1. What are the 5 top gilt funds in India?

Based on the 5-yr CAGR, the top 5 gilt funds in India:
(a) ICICI Pru Gilt Fund
(b) SBI Magnum Gilt Fund
(c) DSP Gilt Fund
(d) Edelweiss Government Securities Fund
(e) Bandhan G-Sec-Invest

Note: This information is intended for educational purposes and should not be construed as a recommendation or advice.

2. Where do gilt mutual funds invest?

Gilt mutual funds invest primarily in government securities, including bonds issued by the central and state governments. These funds are considered low-risk since they are backed by the government.

3. Is a gilt fund better than a fixed deposit?

Gilt funds can offer higher returns compared to fixed deposits in a falling interest rate environment. However, they come with interest rate risk, unlike fixed deposits which provide guaranteed returns.

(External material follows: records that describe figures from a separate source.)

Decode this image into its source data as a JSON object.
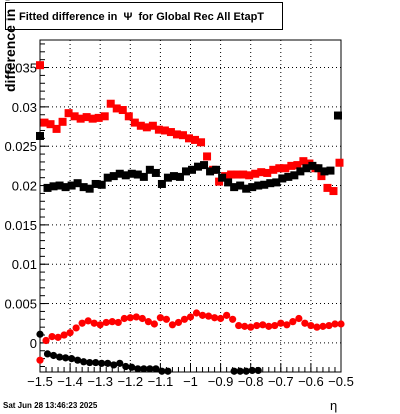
{
  "title": "Fitted difference in  Ψ  for Global Rec All EtapT",
  "timestamp": "Sat Jun 28 13:46:23 2025",
  "chart_data": {
    "type": "scatter",
    "title": "Fitted difference in  Ψ  for Global Rec All EtapT",
    "xlabel": "η",
    "ylabel": "difference in  Ψ",
    "xlim": [
      -1.5,
      -0.5
    ],
    "ylim": [
      -0.0037,
      0.0385
    ],
    "grid": true,
    "x_ticks": [
      "−1.5",
      "−1.4",
      "−1.3",
      "−1.2",
      "−1.1",
      "−1",
      "−0.9",
      "−0.8",
      "−0.7",
      "−0.6",
      "−0.5"
    ],
    "y_ticks": [
      "0",
      "0.005",
      "0.01",
      "0.015",
      "0.02",
      "0.025",
      "0.03",
      "0.035"
    ],
    "series": [
      {
        "marker": "square",
        "color": "#ff0000",
        "x": [
          -1.5,
          -1.485,
          -1.465,
          -1.445,
          -1.425,
          -1.405,
          -1.385,
          -1.365,
          -1.345,
          -1.325,
          -1.305,
          -1.285,
          -1.265,
          -1.245,
          -1.225,
          -1.205,
          -1.185,
          -1.165,
          -1.145,
          -1.125,
          -1.105,
          -1.085,
          -1.065,
          -1.045,
          -1.025,
          -1.005,
          -0.985,
          -0.965,
          -0.945,
          -0.925,
          -0.905,
          -0.885,
          -0.865,
          -0.845,
          -0.825,
          -0.805,
          -0.785,
          -0.765,
          -0.745,
          -0.725,
          -0.705,
          -0.685,
          -0.665,
          -0.645,
          -0.625,
          -0.605,
          -0.585,
          -0.565,
          -0.545,
          -0.525,
          -0.505
        ],
        "y": [
          0.0353,
          0.028,
          0.0278,
          0.0272,
          0.0281,
          0.0292,
          0.0288,
          0.0285,
          0.0287,
          0.0285,
          0.0286,
          0.0288,
          0.0304,
          0.0298,
          0.0296,
          0.0288,
          0.028,
          0.0276,
          0.0274,
          0.0276,
          0.0271,
          0.027,
          0.0268,
          0.0265,
          0.0264,
          0.026,
          0.0258,
          0.0255,
          0.0237,
          0.022,
          0.0205,
          0.0212,
          0.0214,
          0.0214,
          0.0214,
          0.0213,
          0.0215,
          0.0217,
          0.0216,
          0.022,
          0.0222,
          0.0222,
          0.0225,
          0.0226,
          0.0231,
          0.0228,
          0.0222,
          0.0212,
          0.0197,
          0.0193,
          0.0229
        ]
      },
      {
        "marker": "square",
        "color": "#000000",
        "x": [
          -1.5,
          -1.475,
          -1.455,
          -1.435,
          -1.415,
          -1.395,
          -1.375,
          -1.355,
          -1.335,
          -1.315,
          -1.295,
          -1.275,
          -1.255,
          -1.235,
          -1.215,
          -1.195,
          -1.175,
          -1.155,
          -1.135,
          -1.115,
          -1.095,
          -1.075,
          -1.055,
          -1.035,
          -1.015,
          -0.995,
          -0.975,
          -0.955,
          -0.935,
          -0.915,
          -0.895,
          -0.875,
          -0.855,
          -0.835,
          -0.815,
          -0.795,
          -0.775,
          -0.755,
          -0.735,
          -0.715,
          -0.695,
          -0.675,
          -0.655,
          -0.635,
          -0.615,
          -0.595,
          -0.575,
          -0.555,
          -0.535,
          -0.51
        ],
        "y": [
          0.0263,
          0.0197,
          0.0199,
          0.02,
          0.0198,
          0.02,
          0.0203,
          0.0198,
          0.0196,
          0.0202,
          0.0201,
          0.021,
          0.0212,
          0.0215,
          0.0213,
          0.0215,
          0.0214,
          0.0211,
          0.022,
          0.0216,
          0.0202,
          0.021,
          0.0212,
          0.0211,
          0.0218,
          0.022,
          0.0224,
          0.0226,
          0.0218,
          0.022,
          0.021,
          0.0204,
          0.0198,
          0.02,
          0.0196,
          0.0198,
          0.02,
          0.0201,
          0.0203,
          0.0204,
          0.0209,
          0.0211,
          0.0213,
          0.0218,
          0.0222,
          0.0225,
          0.0222,
          0.0218,
          0.0219,
          0.0289
        ]
      },
      {
        "marker": "circle",
        "color": "#ff0000",
        "x": [
          -1.5,
          -1.48,
          -1.46,
          -1.44,
          -1.42,
          -1.4,
          -1.38,
          -1.36,
          -1.34,
          -1.32,
          -1.3,
          -1.28,
          -1.26,
          -1.24,
          -1.22,
          -1.2,
          -1.18,
          -1.16,
          -1.14,
          -1.12,
          -1.1,
          -1.08,
          -1.06,
          -1.04,
          -1.02,
          -1.0,
          -0.98,
          -0.96,
          -0.94,
          -0.92,
          -0.9,
          -0.88,
          -0.86,
          -0.84,
          -0.82,
          -0.8,
          -0.78,
          -0.76,
          -0.74,
          -0.72,
          -0.7,
          -0.68,
          -0.66,
          -0.64,
          -0.62,
          -0.6,
          -0.58,
          -0.56,
          -0.54,
          -0.52,
          -0.5
        ],
        "y": [
          -0.0022,
          0.0003,
          0.0008,
          0.0007,
          0.001,
          0.0013,
          0.0019,
          0.0025,
          0.0028,
          0.0025,
          0.0023,
          0.0026,
          0.0027,
          0.0026,
          0.0031,
          0.0032,
          0.0033,
          0.0031,
          0.0027,
          0.0024,
          0.0032,
          0.003,
          0.0023,
          0.0026,
          0.003,
          0.0033,
          0.0038,
          0.0035,
          0.0034,
          0.0032,
          0.0031,
          0.0035,
          0.003,
          0.0022,
          0.0021,
          0.002,
          0.0022,
          0.0023,
          0.0021,
          0.0022,
          0.0025,
          0.0023,
          0.0027,
          0.0031,
          0.0025,
          0.0022,
          0.002,
          0.0021,
          0.0022,
          0.0024,
          0.0024
        ]
      },
      {
        "marker": "circle",
        "color": "#000000",
        "x": [
          -1.5,
          -1.475,
          -1.455,
          -1.435,
          -1.415,
          -1.395,
          -1.375,
          -1.355,
          -1.335,
          -1.315,
          -1.295,
          -1.275,
          -1.255,
          -1.235,
          -1.215,
          -1.195,
          -1.175,
          -1.155,
          -1.135,
          -1.115,
          -1.095,
          -1.075,
          -0.855,
          -0.835,
          -0.815,
          -0.795,
          -0.775
        ],
        "y": [
          0.0011,
          -0.0014,
          -0.0016,
          -0.0018,
          -0.0019,
          -0.002,
          -0.0022,
          -0.0024,
          -0.0025,
          -0.0025,
          -0.0026,
          -0.0026,
          -0.0028,
          -0.0026,
          -0.003,
          -0.0031,
          -0.0033,
          -0.0033,
          -0.0033,
          -0.0033,
          -0.0036,
          -0.0036,
          -0.0036,
          -0.0036,
          -0.0036,
          -0.0035,
          -0.0035
        ]
      }
    ]
  }
}
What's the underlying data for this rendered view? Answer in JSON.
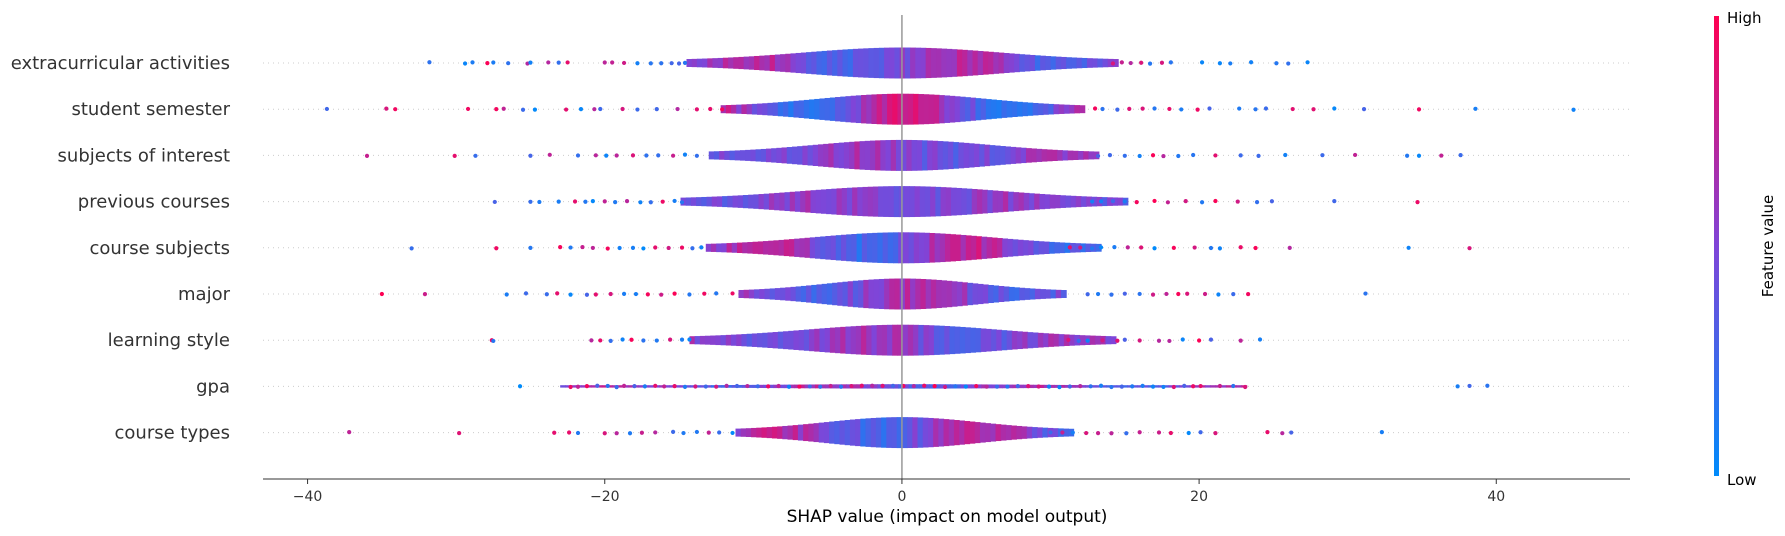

4. What is the difference between a gilt fund and a debt fund?

While both are types of debt funds, gilt funds exclusively invest in government securities, whereas debt funds can invest in a variety of fixed-income securities, including corporate bonds.

5. What is the difference between a gilt fund and a gold fund?

Gilt funds invest in government securities, offering stable returns with low risk. Gold funds invest in gold and gold-related assets, targeting returns based on gold price movements, and carry a different risk profile.